More Analytics, Not Always More Decisions
Over the past twenty years, business has undergone a true data revolution. Companies implemented ERP systems. Created corporate data warehouses. Mastered BI platforms. Built thousands of reports and dashboards. Learned to measure almost every aspect of their activities.
Whereas in the early 2000s the main problem was a lack of information, today many organisations face the opposite situation. There is too much information.
Every leader receives dozens of reports. Every department tracks dozens of metrics. Every system generates its own notifications and analytics panels.
But decision quality does not always grow in proportion to the volume of available data. Often, the opposite happens. People begin to spend more time studying information and less time taking action.

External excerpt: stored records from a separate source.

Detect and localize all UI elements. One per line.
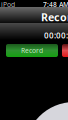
staticText: 00:00:25: [44, 30, 68, 41]
staticText: Record: [21, 46, 43, 55]
staticText: 7:48 AM: [43, 0, 68, 9]
button[interactable]: Stop: [62, 44, 68, 57]
button[interactable]: Record: [6, 44, 58, 57]
staticText: Record: [41, 10, 68, 24]
staticText: iPod: [1, 0, 15, 9]
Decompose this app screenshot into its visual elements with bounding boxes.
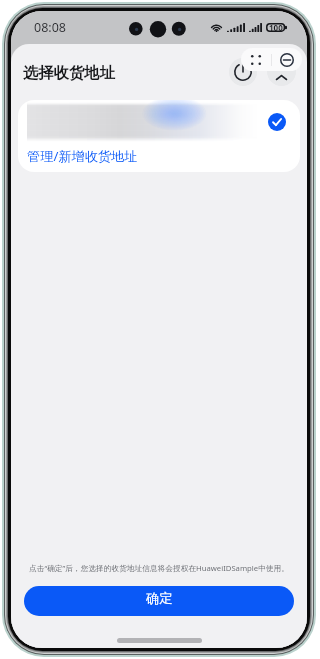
button[interactable]: Close mini app xyxy=(272,48,302,71)
button[interactable]: Expand xyxy=(267,57,296,86)
staticText: 管理/新增收货地址 xyxy=(27,147,138,165)
button[interactable]: Mini app menu xyxy=(241,48,271,71)
button[interactable]: Selected xyxy=(268,113,286,131)
button[interactable] xyxy=(27,100,259,144)
staticText: 选择收货地址 xyxy=(23,63,115,82)
staticText: 100 xyxy=(269,22,283,33)
button[interactable]: 确定 xyxy=(24,586,294,616)
button[interactable]: Power xyxy=(229,58,257,86)
staticText: 点击“确定”后，您选择的收货地址信息将会授权在HuaweiIDSample中使用… xyxy=(15,563,303,574)
staticText: 确定 xyxy=(146,590,173,607)
staticText: 08:08 xyxy=(34,19,66,36)
button[interactable]: 管理/新增收货地址 xyxy=(18,139,300,172)
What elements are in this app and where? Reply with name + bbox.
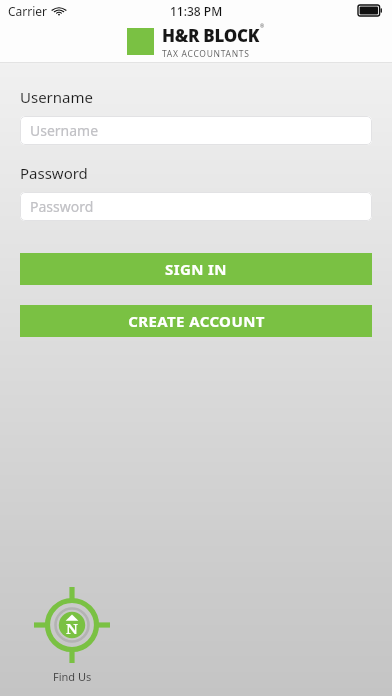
button[interactable]: Password: [20, 192, 372, 221]
button[interactable]: CREATE ACCOUNT: [20, 305, 372, 337]
staticText: Username: [30, 121, 99, 140]
button[interactable]: Username: [20, 116, 372, 145]
staticText: SIGN IN: [165, 259, 227, 279]
staticText: Password: [20, 163, 88, 183]
staticText: N: [66, 618, 78, 638]
staticText: H&R BLOCK: [162, 24, 260, 47]
staticText: 11:38 PM: [170, 3, 223, 19]
staticText: Carrier: [8, 3, 48, 19]
staticText: Username: [20, 87, 93, 107]
staticText: TAX ACCOUNTANTS: [162, 48, 250, 60]
staticText: ®: [260, 23, 265, 30]
staticText: CREATE ACCOUNT: [128, 311, 265, 331]
button[interactable]: Find Us: [26, 581, 118, 688]
button[interactable]: SIGN IN: [20, 253, 372, 285]
staticText: Password: [30, 197, 94, 216]
other: Find Us: [32, 585, 112, 665]
staticText: Find Us: [53, 669, 92, 684]
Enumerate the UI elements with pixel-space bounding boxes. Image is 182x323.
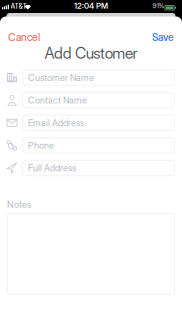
staticText: 12:04 PM bbox=[74, 1, 108, 10]
staticText: Add Customer bbox=[44, 44, 138, 62]
button[interactable]: Email Address bbox=[22, 115, 175, 131]
staticText: Contact Name bbox=[28, 95, 87, 106]
staticText: Phone bbox=[28, 140, 54, 151]
button[interactable]: Save bbox=[152, 31, 174, 43]
staticText: Email Address bbox=[28, 118, 84, 128]
staticText: Notes bbox=[7, 199, 31, 210]
button[interactable]: Customer Name bbox=[22, 70, 175, 86]
staticText: Save bbox=[152, 31, 174, 43]
button[interactable]: Full Address bbox=[22, 160, 175, 176]
staticText: 91% bbox=[152, 2, 164, 10]
button[interactable]: Contact Name bbox=[22, 92, 175, 108]
button[interactable]: Phone bbox=[22, 137, 175, 154]
staticText: AT&T bbox=[10, 2, 26, 10]
staticText: Full Address bbox=[28, 163, 76, 173]
staticText: Customer Name bbox=[28, 72, 94, 83]
button[interactable]: Cancel bbox=[8, 31, 40, 44]
staticText: Cancel bbox=[8, 31, 40, 44]
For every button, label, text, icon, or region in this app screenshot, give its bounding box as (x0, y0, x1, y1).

The amount of data grows faster than the organisation‘s ability to interpret it.
As a result, companies find themselves in a situation that could be called the analytics paradox. They know more than ever before. But they do not make decisions much faster.
That is why the next stage of corporate analytics development is beginning to take shape today. The transition from analytics to recommendations.
Why Classic BI Has Reached Its Limits
Business Intelligence remains one of the most important achievements of corporate technology. It allowed organisations to see their own business. Understand process structures. Measure efficiency. Analyse dynamics. Monitor metrics.
But the architecture of most BI systems was designed to solve the problems of a past generation. The main question was: what happened?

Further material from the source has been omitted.